S'agissant des AAI, l'Autorité de régulation de la communication audiovisuelle (Arcom), la plus dotée du programme 308, a remplacé au 1er janvier 2022 le Conseil supérieur de l'audiovisuel (CSA) et la Haute Autorité pour la diffusion des oeuvres et la protection des droits sur internet (Hadopi). Elle devra faire face dans les prochains mois à l'entrée en vigueur des règlements européens DMA (Digital Markets Act) et DSA (Digital Service Act) qui instituent un nouveau modèle de régulation. Ces règlements impacteront aussi l'activité de la Commission nationale de l'informatique et des libertés (CNIL).

Depuis la loi n° 2022-400 du 21 mars 2022 visant à renforcer le rôle du Défenseur des droits en matière de signalement d'alerte, le rôle de cette dernière institution a été renforcé. Elle doit, de plus, faire face à une augmentation de 18 % des réclamations présentées dans la grande majorité par des usagers en grande difficulté face à la dématérialisation croissante des services publics. Le Défenseur des droits a également besoin de moyens pour mieux indemniser, surtout en période d'inflation, ses délégués territoriaux bénévoles qui traitent 80 % des réclamations. En recrutant 20 délégués supplémentaires, l'institution veut également éviter que certains d'entre eux ne soient contraints d'y consacrer l'équivalent d'un temps plein.

La CNIL, outre l'application des règlements DMA et DSA évoqués précédemment, devra s'emparer du sujet de la gestion des données personnelles à l'heure de l'intelligence artificielle et de la vidéosurveillance, notamment à l'occasion des jeux Olympiques et Paralympiques de 2024. Elle traite également un nombre croissant de plaintes. Il est intéressant de mettre en regard son budget, qui est légèrement supérieur à 26 millions d'euros pour 2023, avec le total des 18 sanctions prononcées en 2021, soit 214 millions d'euros reversés au budget de l'État.

Le Contrôleur général des lieux de privation de liberté continue à améliorer les délais de publication de ses rapports de contrôle même si, à mon sens, c'est encore trop long pour qu'ils soient pleinement efficaces. Elle va prochainement établir des rapports sur la dignité en détention, afin de rendre plus opérationnel le recours rendu possible par la loi du 8 avril 2021 tendant à garantir le droit au respect de la dignité en détention, adoptée à l'initiative du président François-Noël Buffet.

La Commission nationale de contrôle des techniques de renseignement (CNCTR) fait face elle aussi au nouveau cadre légal en matière de renseignement avec de nouvelles technologies à intégrer. Les écoutes téléphoniques perdent de leur intérêt car les personnes susceptibles d'être surveillées utilisent désormais des messageries cryptées. Cela oblige les services de renseignement à demander à recourir à des techniques plus intrusives, ce que la CNCTR doit analyser avant de rendre son avis. Après avoir consolidé ses compétences juridiques ces dernières années, la commission doit renforcer ses compétences techniques pour assurer un contrôle efficace, ce qui justifie l'augmentation de ses moyens.

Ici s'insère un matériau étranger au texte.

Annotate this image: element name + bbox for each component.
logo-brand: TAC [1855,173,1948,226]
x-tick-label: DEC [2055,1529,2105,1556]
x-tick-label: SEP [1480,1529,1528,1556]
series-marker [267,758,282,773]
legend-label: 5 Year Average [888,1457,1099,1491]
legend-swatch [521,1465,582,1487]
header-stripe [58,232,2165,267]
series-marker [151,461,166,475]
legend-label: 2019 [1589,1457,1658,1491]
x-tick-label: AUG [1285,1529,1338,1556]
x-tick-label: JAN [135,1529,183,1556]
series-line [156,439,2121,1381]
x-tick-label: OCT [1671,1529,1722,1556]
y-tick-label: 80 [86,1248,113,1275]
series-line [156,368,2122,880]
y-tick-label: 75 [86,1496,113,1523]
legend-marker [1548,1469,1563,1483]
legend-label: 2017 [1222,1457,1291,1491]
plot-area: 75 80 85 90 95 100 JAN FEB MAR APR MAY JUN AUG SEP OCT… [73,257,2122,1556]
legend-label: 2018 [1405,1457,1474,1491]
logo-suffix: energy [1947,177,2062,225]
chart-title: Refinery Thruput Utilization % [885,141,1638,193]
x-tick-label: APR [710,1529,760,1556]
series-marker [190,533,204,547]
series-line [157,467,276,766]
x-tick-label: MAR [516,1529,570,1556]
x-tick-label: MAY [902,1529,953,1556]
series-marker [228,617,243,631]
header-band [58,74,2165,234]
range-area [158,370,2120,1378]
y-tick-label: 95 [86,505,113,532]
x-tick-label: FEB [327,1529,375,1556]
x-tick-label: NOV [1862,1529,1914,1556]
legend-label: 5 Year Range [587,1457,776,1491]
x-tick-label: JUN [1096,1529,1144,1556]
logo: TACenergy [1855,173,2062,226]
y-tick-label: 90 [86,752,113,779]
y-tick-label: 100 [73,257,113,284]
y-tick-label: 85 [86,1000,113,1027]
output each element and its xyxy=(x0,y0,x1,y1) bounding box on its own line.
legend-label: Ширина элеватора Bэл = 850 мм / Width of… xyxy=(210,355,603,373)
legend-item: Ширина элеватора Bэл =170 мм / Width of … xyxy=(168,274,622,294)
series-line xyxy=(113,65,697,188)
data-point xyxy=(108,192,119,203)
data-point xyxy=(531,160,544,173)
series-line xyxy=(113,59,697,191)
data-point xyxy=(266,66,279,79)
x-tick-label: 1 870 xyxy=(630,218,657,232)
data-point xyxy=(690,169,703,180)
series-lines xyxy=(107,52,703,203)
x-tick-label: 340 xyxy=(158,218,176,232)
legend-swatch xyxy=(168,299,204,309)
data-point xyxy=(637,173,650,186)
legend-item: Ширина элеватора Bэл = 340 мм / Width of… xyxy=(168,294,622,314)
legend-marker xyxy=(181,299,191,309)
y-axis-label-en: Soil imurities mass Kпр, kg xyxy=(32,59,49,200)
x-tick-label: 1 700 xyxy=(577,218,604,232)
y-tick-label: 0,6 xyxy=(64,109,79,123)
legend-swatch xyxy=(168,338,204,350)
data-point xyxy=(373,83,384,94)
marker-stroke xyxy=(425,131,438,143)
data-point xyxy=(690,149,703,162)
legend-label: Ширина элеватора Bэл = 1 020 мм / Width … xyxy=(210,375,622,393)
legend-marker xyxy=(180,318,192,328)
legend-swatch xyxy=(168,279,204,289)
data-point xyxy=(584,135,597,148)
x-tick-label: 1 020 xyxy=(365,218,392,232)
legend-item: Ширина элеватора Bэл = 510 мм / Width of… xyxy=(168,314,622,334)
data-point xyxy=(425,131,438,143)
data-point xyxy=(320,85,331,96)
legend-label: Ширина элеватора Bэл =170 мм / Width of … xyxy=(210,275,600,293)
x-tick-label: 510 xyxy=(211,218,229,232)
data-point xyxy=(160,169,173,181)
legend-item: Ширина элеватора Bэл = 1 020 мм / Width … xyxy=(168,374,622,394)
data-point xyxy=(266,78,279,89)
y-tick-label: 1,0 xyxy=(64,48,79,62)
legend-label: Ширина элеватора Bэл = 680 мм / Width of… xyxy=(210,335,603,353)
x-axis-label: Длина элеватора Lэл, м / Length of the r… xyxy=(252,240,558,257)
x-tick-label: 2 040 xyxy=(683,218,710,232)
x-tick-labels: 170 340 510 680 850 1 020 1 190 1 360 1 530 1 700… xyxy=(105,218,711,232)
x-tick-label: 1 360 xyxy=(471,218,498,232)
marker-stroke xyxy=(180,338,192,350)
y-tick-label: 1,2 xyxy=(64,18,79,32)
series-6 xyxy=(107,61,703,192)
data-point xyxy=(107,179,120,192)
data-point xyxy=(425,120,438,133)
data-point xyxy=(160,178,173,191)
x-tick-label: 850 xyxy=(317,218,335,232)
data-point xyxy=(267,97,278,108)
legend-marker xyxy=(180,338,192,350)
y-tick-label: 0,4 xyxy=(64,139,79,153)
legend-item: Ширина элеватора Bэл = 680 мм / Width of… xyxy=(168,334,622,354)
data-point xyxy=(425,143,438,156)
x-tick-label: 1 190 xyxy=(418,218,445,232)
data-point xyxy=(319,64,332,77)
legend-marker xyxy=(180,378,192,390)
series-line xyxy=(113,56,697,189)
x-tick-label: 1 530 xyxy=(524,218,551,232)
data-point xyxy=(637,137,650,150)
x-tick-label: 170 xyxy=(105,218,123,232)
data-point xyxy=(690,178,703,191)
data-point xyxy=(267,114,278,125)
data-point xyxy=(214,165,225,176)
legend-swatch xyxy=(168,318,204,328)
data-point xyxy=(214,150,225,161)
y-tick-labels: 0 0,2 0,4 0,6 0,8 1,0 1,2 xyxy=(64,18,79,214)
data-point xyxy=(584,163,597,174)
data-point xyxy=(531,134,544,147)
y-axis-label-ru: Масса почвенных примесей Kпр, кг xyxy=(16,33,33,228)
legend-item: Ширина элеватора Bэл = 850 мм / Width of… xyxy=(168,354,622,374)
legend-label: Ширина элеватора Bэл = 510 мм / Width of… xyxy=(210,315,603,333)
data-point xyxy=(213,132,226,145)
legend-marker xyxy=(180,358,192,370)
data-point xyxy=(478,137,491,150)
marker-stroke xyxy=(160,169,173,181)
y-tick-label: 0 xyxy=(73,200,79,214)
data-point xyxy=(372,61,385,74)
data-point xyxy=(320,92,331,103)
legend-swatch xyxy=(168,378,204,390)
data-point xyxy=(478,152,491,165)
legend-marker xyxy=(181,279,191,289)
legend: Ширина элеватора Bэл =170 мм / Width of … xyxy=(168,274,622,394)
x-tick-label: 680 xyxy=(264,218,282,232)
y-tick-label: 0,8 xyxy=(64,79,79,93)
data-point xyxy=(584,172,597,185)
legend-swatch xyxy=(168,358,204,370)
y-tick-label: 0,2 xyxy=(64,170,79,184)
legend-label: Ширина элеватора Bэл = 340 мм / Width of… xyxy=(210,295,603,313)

Enfin, la Commission d'accès aux documents administratifs (CADA) dont l'activité ne faiblit pas, a absolument besoin de renforcer la formation des PRADA, personnes responsables de l'accès aux documents administratifs désignées par les administrations. L'autorité bénéficiera en 2023 d'un soutien financier afin de développer un MOOC.

Pour ces raisons, je propose à la commission de donner un avis favorable à l'adoption des crédits de la mission « Direction de l'action du Gouvernement » et du budget annexe « Publications officielles et informations administratives ».

Compte tenu des besoins de croissance du Défenseur des droits, je vous propose par ailleurs un amendement visant à lui transférer 3 ETP parmi ceux actuellement dédiés au conseil national de la refondation.